The Executive Presidency was aimed at bringing stability to the country from an imperfect, unpredictable Parliament subjected to the vagaries of bribery and influence, and frequent collapses. That has not been achieved because the elected Presidents craved absolute power. Power corrupts and absolute power corrupts absolutely. The ‘system change’ called for, therefore, is to strengthen the judiciary, the graft commission, the police, the public service etc., freeing them from the pressures of politics. The 2001 attempt at this by way of the 17th Amendment has to be reintroduced and extended further.

And yet, all this brouhaha notwithstanding, who will find the dollars in the next few days and weeks to pay for the next ship bringing oil, medicines and food to a desperate people, for our banks not to collapse, stop the Central Bank printing billions of new notes destabilising the rupee, so that businesses can run their export oriented factories without power cuts and farmers now used to mechanised agriculture find fuel for their harvesters?

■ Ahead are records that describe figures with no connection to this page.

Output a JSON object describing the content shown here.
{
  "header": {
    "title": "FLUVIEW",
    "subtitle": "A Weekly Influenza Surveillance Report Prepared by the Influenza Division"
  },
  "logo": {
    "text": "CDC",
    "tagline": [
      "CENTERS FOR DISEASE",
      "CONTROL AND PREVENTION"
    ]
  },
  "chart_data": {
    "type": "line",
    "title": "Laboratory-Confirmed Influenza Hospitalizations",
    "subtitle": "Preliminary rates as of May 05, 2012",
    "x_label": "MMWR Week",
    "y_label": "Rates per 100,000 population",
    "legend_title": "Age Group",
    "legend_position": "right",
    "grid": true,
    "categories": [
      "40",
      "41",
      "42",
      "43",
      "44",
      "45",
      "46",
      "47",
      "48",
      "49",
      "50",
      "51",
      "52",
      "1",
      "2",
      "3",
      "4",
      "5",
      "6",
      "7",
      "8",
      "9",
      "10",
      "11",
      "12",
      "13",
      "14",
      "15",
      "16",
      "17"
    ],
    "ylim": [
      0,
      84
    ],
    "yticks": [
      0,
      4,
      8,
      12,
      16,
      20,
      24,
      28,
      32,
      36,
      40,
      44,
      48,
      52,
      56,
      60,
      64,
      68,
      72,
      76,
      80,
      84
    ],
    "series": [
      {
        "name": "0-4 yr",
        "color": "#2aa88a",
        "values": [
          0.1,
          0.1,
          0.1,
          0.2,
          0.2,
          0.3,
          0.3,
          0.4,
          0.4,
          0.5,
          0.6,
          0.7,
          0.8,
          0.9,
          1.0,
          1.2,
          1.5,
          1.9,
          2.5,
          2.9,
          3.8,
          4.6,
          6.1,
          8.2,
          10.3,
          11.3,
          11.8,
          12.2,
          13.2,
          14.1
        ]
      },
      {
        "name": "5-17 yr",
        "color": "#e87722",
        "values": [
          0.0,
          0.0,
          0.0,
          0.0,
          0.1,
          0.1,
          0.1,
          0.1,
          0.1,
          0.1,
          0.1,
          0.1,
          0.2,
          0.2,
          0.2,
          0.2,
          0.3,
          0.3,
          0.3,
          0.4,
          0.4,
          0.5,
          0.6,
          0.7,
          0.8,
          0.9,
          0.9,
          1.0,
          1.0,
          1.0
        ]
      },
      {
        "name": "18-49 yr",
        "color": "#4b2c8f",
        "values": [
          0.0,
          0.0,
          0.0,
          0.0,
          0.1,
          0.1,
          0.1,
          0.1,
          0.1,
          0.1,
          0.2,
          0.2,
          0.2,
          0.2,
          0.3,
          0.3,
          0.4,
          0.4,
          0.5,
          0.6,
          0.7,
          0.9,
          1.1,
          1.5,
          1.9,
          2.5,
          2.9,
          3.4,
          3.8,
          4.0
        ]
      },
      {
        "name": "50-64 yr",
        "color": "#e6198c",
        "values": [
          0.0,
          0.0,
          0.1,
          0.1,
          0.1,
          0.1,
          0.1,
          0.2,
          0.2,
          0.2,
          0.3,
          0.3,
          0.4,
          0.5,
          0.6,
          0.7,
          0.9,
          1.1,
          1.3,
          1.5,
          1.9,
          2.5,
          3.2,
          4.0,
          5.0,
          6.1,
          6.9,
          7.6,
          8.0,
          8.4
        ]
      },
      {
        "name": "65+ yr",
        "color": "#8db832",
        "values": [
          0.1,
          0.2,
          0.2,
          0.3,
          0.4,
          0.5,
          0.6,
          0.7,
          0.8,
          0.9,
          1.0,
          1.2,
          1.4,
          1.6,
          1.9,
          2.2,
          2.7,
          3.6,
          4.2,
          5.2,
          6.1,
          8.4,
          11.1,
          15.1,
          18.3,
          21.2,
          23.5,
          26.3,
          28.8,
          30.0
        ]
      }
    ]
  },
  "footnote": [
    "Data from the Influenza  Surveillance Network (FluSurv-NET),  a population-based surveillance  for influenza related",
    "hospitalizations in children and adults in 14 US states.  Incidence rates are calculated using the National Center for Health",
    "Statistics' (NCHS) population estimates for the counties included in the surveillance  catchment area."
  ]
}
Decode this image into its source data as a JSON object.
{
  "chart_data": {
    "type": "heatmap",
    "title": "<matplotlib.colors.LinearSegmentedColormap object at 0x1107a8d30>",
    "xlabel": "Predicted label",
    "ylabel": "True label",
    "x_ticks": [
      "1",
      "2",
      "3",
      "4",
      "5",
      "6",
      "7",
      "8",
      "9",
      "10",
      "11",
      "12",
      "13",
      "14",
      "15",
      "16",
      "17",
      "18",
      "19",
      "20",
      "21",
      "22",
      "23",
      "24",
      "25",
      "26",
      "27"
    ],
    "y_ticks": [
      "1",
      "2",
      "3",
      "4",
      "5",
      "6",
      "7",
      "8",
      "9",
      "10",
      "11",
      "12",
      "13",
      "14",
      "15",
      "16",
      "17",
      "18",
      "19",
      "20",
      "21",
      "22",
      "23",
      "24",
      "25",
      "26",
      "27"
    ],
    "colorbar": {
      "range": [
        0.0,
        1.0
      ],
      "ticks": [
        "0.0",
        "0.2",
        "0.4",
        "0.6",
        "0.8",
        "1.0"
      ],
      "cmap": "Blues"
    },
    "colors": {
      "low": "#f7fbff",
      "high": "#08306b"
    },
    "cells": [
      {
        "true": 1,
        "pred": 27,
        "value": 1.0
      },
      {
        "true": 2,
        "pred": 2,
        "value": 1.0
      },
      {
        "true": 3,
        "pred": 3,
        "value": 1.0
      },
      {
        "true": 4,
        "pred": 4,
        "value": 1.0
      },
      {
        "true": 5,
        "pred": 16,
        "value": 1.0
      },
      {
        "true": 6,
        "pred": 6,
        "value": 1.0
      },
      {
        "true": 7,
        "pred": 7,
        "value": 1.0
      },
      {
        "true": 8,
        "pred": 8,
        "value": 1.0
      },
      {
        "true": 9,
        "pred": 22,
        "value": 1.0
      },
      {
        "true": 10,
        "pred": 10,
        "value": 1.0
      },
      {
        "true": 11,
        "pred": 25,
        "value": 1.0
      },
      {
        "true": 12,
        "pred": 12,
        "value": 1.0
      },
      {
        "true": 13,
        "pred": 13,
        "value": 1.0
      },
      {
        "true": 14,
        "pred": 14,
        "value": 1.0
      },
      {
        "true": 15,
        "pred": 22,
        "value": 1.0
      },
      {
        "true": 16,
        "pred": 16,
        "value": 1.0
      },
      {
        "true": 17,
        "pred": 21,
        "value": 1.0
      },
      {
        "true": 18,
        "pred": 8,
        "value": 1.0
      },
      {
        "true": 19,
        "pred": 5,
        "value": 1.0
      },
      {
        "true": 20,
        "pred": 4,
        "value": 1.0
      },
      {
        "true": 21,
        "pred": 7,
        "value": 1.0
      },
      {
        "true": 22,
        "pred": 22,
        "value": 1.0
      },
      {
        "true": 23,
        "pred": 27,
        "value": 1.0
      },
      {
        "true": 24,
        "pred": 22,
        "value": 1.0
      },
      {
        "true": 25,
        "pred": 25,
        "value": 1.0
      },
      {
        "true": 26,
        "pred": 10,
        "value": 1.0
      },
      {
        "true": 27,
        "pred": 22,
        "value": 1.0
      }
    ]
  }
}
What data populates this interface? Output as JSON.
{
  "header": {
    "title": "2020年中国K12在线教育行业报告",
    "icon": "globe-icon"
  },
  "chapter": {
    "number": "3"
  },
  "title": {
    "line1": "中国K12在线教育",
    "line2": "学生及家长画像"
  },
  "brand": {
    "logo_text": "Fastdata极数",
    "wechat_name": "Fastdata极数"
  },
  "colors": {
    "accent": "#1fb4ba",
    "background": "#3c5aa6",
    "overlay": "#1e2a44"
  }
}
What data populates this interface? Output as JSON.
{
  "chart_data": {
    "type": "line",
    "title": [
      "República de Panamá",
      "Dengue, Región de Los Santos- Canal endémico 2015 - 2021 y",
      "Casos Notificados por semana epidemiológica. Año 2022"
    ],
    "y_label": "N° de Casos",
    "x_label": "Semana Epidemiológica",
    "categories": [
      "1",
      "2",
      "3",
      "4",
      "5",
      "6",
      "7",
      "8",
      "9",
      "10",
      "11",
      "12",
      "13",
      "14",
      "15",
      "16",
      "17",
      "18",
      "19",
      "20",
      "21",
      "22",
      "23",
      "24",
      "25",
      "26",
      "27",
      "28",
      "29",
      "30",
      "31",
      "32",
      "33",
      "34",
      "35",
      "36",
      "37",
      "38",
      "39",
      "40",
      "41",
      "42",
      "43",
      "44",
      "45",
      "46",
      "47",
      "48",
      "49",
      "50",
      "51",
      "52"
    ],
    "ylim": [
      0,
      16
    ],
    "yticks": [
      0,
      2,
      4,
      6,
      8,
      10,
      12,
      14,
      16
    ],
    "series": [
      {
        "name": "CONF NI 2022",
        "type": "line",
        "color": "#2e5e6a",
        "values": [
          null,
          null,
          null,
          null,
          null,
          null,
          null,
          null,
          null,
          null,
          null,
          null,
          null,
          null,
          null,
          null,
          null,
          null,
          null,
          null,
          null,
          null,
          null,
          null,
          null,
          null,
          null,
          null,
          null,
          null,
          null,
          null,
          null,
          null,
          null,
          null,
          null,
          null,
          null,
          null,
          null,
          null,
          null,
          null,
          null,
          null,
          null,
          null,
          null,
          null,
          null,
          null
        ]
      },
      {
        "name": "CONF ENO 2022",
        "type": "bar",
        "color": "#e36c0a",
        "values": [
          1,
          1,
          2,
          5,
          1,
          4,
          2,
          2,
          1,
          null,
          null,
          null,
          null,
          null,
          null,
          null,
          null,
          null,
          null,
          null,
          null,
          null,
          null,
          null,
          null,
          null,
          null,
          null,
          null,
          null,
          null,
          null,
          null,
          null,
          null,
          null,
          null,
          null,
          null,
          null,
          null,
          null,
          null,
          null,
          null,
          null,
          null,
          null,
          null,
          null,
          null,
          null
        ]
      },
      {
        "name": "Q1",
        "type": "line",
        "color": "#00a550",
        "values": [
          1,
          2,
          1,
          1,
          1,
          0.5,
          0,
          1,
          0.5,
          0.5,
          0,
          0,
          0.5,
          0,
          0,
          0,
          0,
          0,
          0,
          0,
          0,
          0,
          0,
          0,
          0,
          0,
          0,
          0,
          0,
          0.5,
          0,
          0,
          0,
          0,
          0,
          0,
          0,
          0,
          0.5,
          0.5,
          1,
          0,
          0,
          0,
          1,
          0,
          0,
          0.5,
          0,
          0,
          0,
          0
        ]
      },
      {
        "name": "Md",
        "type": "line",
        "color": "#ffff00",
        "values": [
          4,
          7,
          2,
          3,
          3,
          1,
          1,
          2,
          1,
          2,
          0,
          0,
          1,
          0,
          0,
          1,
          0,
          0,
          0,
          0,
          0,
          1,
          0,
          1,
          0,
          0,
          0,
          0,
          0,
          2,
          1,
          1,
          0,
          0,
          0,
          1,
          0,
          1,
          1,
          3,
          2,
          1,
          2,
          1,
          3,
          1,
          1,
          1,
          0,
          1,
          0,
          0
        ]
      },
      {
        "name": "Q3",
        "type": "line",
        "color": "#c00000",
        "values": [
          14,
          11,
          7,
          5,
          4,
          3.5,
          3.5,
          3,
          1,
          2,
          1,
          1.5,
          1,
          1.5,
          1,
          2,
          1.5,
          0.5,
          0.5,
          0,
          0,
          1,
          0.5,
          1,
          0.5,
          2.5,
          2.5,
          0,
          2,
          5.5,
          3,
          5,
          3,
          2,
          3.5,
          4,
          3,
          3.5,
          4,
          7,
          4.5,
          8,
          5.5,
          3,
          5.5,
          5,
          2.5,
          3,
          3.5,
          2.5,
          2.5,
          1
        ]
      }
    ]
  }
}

The focus this week was, therefore, more than on the Galle Face, Diyawanna Oya or even Rambukkana happenings, but on the outcome in Washington. Our front pages reports the events. The incumbent political leadership that milked nationalism to the hilt to stride back into the corridors of power has had to ultimately rely on the IMF – with India’s backing to bail the Country, the Government and the People out of the present abyss they find themselves in.

The news from Washington is only lukewarm for now. No rabbit has been pulled out of the hat. The request for an RFI (Rapid Financial Instrument) facility seeking urgent relief to settle outstanding BOP (Balance of Payments) issues seems to have been dropped by the wayside and an Extended Fund Facility (EFF) has only gotten to the table. Delays in appointing financial and legal advisers to negotiate have not helped. The World Bank this week discussed restructuring debt burdens for countries and a lack of transparency over how much they owe to China and the Bank’s President singled out Sri Lanka as a country delaying debt payments until reaching a point of crisis.

It will not be easy to secure IMF support despite the brave front put forward by the Finance Minister. Sri Lanka’s long standing welfare-state days are numbered and the Minister himself has forewarned of a “painful couple of years” ahead, not just weeks or months.